At the 14:12 mark of the first, Andrew Ference chipped the puck up and Horton put it in into the left corner from the right wing boards for his linemate Lucic to go racing in on the forecheck down the left wing. And No. 17 did just that, feeding Horton with a perfect pass up the middle for his first goal in the past eight games.

"Great pass. He got the forecheck, like I said, that chip that I made. Guys are scared of him and they give him the puck. He has great vision, he saw me up in the slot there, through a couple of guys, and a great pass."

Just 3:03 later, the same play gave the B's another two-goal cushion over the Caps (and one that they would eventually keep). Zdeno Chara sent the puck through the neutral zone, and Horton again chipped the puck in for Lucic, who immediately won a quick battle along the boards and fed Krejci in front.

"And on the other goal - David’s goal - it kind of happened that I didn’t get enough on the puck to rim it around, and I looked up and he had it again," said Horton of his left winger, Lucic. "He’s just a great player, and that’s they way we got to play."

"They showed exactly what we need to see from them on a more consistent basis," said Coach Julien following the game. "They were skating the north-south type game, they were forechecking, being physical. Because of that they were turning pucks over, and not only that, they were strong on the puck, and they made their chances count."

An unlucky bounce for the B's saw them with a 2-1 lead early in the second, and just six minutes in, Matt Hendricks and Horton exchanged some words, before Andrew Ference and then Adam McQuaid stepped in. McQuaid and Hendricks went off for roughing, but didn't drop the gloves.

With just over 10 seconds to go in the second, and the B's with a 3-1 lead, after Horton had added another assist to set up Andrew Ference, Hendricks and No. 18 finally went in a quick, but emotional bout.

"It's part of the game," said Horton. "We kept running into each other. I don’t know how that was, but every time I was swinging back around or something we always bumped into each other.

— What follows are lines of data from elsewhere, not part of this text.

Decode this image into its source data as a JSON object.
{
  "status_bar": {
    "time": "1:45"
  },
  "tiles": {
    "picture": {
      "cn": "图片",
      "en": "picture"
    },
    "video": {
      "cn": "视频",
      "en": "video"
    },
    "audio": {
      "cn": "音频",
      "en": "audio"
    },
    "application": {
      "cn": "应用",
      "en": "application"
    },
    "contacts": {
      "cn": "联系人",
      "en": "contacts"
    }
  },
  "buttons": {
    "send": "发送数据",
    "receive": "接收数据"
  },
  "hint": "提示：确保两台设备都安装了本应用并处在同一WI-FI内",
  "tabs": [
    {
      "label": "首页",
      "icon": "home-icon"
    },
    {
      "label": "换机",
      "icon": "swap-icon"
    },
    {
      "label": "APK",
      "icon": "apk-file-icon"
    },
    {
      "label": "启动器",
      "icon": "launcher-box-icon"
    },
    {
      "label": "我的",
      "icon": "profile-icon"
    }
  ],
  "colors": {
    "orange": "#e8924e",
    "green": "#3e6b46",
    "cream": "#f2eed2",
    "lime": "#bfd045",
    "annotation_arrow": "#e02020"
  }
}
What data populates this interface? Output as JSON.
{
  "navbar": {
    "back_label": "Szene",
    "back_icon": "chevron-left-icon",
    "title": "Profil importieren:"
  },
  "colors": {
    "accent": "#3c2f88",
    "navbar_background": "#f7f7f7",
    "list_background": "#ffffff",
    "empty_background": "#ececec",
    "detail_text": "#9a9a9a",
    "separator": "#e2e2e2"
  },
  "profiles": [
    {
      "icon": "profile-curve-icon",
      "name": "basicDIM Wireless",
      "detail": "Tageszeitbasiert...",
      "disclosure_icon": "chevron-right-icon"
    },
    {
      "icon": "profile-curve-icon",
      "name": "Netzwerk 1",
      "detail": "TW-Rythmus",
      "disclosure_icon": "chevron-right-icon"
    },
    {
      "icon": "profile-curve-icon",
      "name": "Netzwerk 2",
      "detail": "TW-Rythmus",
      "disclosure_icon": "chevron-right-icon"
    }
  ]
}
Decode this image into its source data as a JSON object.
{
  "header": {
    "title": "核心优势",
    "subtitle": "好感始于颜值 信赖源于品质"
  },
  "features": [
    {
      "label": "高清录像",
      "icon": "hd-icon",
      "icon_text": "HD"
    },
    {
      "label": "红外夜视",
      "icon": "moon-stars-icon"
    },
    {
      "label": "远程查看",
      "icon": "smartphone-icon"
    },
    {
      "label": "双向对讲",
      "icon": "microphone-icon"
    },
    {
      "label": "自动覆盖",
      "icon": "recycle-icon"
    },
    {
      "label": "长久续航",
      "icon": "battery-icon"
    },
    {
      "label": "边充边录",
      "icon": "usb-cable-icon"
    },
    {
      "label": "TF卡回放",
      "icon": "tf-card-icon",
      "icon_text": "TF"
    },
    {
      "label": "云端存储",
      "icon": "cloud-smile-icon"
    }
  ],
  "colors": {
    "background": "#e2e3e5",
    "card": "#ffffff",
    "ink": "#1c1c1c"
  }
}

It’s just how it happened."

"But when you got a tough team, everybody’s got each other’s back," added Horton, when asked about McQuaid stepping in for him. "I think that was a big game for us in that way and getting everybody going. Obviously, Quaider, it was a good job by him. He’s such a great guy."

"Yeah they were unbelievable tonight," said Shawn Thornton, who had stepped in to drop the gloves with Hendricks during the game, but the two did not end up engaging. "I think everybody on that line was going, you could see it right from the drop of the puck."

"So well deserved the amount of points he [Horton] got tonight, obviously sticking up for himself and doing a good job doing that too."

And Horton hopes that this emotional will help spark he and his linemates moving forward.

"We have a lot of games. When you’re not playing good, you want to be better," said Horton. "You got to really, when you come to the game, you got to turn it on. I think, like I said, we have to play like that every night."